After reading all the notes and some of the linked items, I'm wondering:

  • Is it worth it to try and monitor results? greenpeace.org gets many google hits every day, but not every page is hit every day, and some authors claim that pages go months without re-indexing. Maybe we should just make the obvious fixes and leave it alone, or check back in 6 months.
  • Should I put any effort into better pretty urls - not just /article/145 but putting a keyword into the pretty url? We do the foundation work for this in some parts of openacs, where short_name is a locally unique string suitable for a url. This is nicer for users, certainly - how standard can we make in OpenACS? Is it worth trying to retrofit this to old apps that just have ids, by creating a short-name field and populating it?

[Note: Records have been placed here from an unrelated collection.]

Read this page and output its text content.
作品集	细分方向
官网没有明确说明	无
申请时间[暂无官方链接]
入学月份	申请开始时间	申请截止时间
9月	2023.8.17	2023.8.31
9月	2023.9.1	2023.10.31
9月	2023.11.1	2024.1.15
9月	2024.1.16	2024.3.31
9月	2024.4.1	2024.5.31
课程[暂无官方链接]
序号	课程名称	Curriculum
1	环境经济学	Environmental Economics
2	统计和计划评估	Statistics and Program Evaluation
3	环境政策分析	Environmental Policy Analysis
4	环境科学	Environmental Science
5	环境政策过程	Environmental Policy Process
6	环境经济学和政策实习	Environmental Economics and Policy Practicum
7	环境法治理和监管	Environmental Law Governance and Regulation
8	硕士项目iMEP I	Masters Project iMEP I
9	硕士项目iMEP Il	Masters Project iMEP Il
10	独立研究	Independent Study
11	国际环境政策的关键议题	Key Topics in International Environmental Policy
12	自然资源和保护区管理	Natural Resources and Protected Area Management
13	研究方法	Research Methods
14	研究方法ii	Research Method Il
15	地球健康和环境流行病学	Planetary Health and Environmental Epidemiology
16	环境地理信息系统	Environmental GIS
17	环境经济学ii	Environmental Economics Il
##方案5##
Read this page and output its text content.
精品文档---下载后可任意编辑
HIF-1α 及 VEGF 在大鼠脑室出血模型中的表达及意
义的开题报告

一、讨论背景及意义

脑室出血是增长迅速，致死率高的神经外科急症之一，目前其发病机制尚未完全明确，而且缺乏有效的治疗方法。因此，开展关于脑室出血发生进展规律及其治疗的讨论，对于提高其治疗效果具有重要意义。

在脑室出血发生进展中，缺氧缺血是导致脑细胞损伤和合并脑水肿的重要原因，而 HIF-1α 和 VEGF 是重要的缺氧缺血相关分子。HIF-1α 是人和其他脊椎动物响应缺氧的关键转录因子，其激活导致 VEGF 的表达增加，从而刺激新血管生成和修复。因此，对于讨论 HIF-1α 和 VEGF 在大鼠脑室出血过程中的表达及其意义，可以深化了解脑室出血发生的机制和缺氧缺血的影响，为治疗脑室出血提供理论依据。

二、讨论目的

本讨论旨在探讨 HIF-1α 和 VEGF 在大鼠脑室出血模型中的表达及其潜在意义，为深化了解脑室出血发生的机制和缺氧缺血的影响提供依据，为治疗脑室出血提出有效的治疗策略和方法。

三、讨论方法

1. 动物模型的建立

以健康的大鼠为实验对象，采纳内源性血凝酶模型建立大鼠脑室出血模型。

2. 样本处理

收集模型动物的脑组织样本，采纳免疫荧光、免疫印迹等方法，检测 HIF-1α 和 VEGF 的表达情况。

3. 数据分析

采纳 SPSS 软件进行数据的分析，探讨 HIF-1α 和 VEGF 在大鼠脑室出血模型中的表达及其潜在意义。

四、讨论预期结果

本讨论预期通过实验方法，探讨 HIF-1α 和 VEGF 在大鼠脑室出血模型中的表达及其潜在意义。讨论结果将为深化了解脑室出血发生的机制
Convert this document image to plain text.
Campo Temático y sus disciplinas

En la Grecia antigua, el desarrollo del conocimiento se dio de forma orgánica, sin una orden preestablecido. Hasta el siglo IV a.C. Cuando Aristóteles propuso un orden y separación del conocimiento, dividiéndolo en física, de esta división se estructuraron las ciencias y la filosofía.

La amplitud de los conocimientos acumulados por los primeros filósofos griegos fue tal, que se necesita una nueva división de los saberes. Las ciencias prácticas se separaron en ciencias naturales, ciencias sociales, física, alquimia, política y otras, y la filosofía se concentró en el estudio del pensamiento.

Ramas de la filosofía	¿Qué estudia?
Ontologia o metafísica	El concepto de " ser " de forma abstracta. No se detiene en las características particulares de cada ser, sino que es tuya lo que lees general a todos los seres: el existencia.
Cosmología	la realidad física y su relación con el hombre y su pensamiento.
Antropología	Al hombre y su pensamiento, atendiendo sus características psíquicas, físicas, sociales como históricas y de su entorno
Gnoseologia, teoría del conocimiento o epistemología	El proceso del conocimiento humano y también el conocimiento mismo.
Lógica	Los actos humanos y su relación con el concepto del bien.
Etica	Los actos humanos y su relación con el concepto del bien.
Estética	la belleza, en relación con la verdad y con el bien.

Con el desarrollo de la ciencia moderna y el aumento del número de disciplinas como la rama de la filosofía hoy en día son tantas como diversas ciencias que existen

  • Where else should we be setting noindex,nofollow? So far:
    • in edit and add mode of form-builder
    • in packages with duplicates. Are the duplicates a bigger problem then the possibility of not getting indexed at all if we block some pages from indexing and the "intended to be indexed" pages don't get hit? Maybe we're better off trusting the search engines' ability to hide duplicates.
Collapse
Posted by Jeff Davis on
I think the reason we should be more careful about noindex,nofollow is this statement from google:
1. Reasons your site may not be included.
Your pages are dynamically generated. We are able to index dynamically generated pages. However, because our web crawler can easily overwhelm and crash sites serving dynamic content, we limit the amount of dynamic pages we index.
So since they limit the amount of dynamic content they spider you want to make what they do spider unique to increase coverage (and to lower the burden on your own server).

Changing everything to have pretty urls would remedy the spidering scope issue (although it would still leave google pulling down an order of magnitude too many pages for things like bug tracker).